Rendre hommage au vainqueur de Verdun, comme le faisait François Mitterrand, ne signifie pas réhabiliter l’homme de la collaboration. Rendre hommage à l’homme qui a porté sur ses épaules l’immense responsabilité de sortir la Hongrie du désastre d’une guerre perdue, de l’épouvantable traumatisme causé par le dépeçage du pays par le traité de Trianon, de l’invraisemblable chaos de la dictature bolchévique de Béla Kun ne signifie pas réhabiliter le dirigeant qui, à la fin, s’est retrouvé pris dans l’engrenage infernal qui n’a épargné aucun esprit, aucune conscience.
Horthy a été au pouvoir en Hongrie à une époque où le pays a dû, au prix d’un effort surhumain, se sortir d’une situation à laquelle peu de nations auraient survécu. Le reconnaître n’est pas injustifié. Elle l’a dû aux hommes d’honneur – les premiers ministres Bethlen, Gyula Károlyi, Teleki, Kállay – en qui le régent avait placé sa confiance.
Et si, au cours de cette période, la Hongrie s’est trouvée poussée dans les bras de l’Italie fasciste et de l’Allemagne nazie, les puissances alliées démocratiques, victorieuses de la guerre, n’y ont-elles pas été pour quelque chose ? Ou bien cela non plus, on n’a pas le droit de le dire, c’est de la « réécriture » ?
Traduit par les Etats-Unis devant le Tribunal de Nuremberg en 1945, aucune charge n’a été retenue contre Horthy.

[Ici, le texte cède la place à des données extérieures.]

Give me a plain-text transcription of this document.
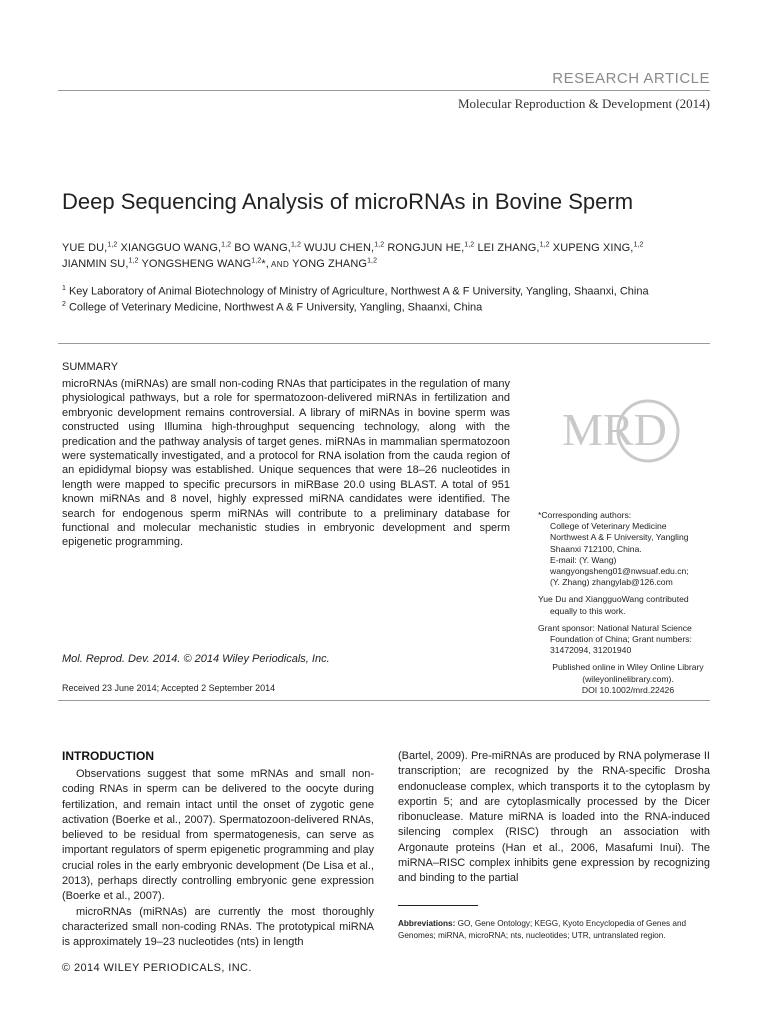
RESEARCH ARTICLE
Molecular Reproduction & Development (2014)
Deep Sequencing Analysis of microRNAs in Bovine Sperm
YUE DU,$^{1,2}$ XIANGGUO WANG,$^{1,2}$ BO WANG,$^{1,2}$ WUJU CHEN,$^{1,2}$ RONGJUN HE,$^{1,2}$ LEI ZHANG,$^{1,2}$ XUPENG XING,$^{1,2}$
JIANMIN SU,$^{1,2}$ YONGSHENG WANG$^{1,2}$*, AND YONG ZHANG$^{1,2}$
$^1$ Key Laboratory of Animal Biotechnology of Ministry of Agriculture, Northwest A & F University, Yangling, Shaanxi, China
$^2$ College of Veterinary Medicine, Northwest A & F University, Yangling, Shaanxi, China
SUMMARY
microRNAs (miRNAs) are small non-coding RNAs that participates in the regulation of many physiological pathways, but a role for spermatozoon-delivered miRNAs in fertilization and embryonic development remains controversial. A library of miRNAs in bovine sperm was constructed using Illumina high-throughput sequencing technology, along with the predication and the pathway analysis of target genes. miRNAs in mammalian spermatozoon were systematically investigated, and a protocol for RNA isolation from the cauda region of an epididymal biopsy was established. Unique sequences that were 18–26 nucleotides in length were mapped to specific precursors in miRBase 20.0 using BLAST. A total of 951 known miRNAs and 8 novel, highly expressed miRNA candidates were identified. The search for endogenous sperm miRNAs will contribute to a preliminary database for functional and molecular mechanistic studies in embryonic development and sperm epigenetic programming.
Mol. Reprod. Dev. 2014. © 2014 Wiley Periodicals, Inc.
Received 23 June 2014; Accepted 2 September 2014
MRD
*Corresponding authors:
College of Veterinary Medicine
Northwest A & F University, Yangling
Shaanxi 712100, China.
E-mail: (Y. Wang)
wangyongsheng01@nwsuaf.edu.cn;
(Y. Zhang) zhangylab@126.com
Yue Du and XiangguoWang contributed
equally to this work.
Grant sponsor: National Natural Science
Foundation of China; Grant numbers:
31472094, 31201940
Published online in Wiley Online Library
(wileyonlinelibrary.com).
DOI 10.1002/mrd.22426
INTRODUCTION

Observations suggest that some mRNAs and small non-coding RNAs in sperm can be delivered to the oocyte during fertilization, and remain intact until the onset of zygotic gene activation (Boerke et al., 2007). Spermatozoon-delivered RNAs, believed to be residual from spermatogenesis, can serve as important regulators of sperm epigenetic programming and play crucial roles in the early embryonic development (De Lisa et al., 2013), perhaps directly controlling embryonic gene expression (Boerke et al., 2007).

microRNAs (miRNAs) are currently the most thoroughly characterized small non-coding RNAs. The prototypical miRNA is approximately 19–23 nucleotides (nts) in length

(Bartel, 2009). Pre-miRNAs are produced by RNA polymerase II transcription; are recognized by the RNA-specific Drosha endonuclease complex, which transports it to the cytoplasm by exportin 5; and are cytoplasmically processed by the Dicer ribonuclease. Mature miRNA is loaded into the RNA-induced silencing complex (RISC) through an association with Argonaute proteins (Han et al., 2006, Masafumi Inui). The miRNA–RISC complex inhibits gene expression by recognizing and binding to the partial

Abbreviations: GO, Gene Ontology; KEGG, Kyoto Encyclopedia of Genes and Genomes; miRNA, microRNA; nts, nucleotides; UTR, untranslated region.
© 2014 WILEY PERIODICALS, INC.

S’il a été accueilli au Portugal par le dictateur Salazar, c’est parce qu’aucun Etat démocratique de l’époque n’avait été disposé à l’accueillir.
La reductio ad hitlerum est un grand classique de ceux qui veulent noyer leur chien en l’accusant du coronavirus – pardon, de la rage. Ils n’en sortent pas grandis. L’appliquer au chef du gouvernement de la Hongrie ne peut que susciter une profonde indignation et doit être rejeté avec la plus grande fermeté.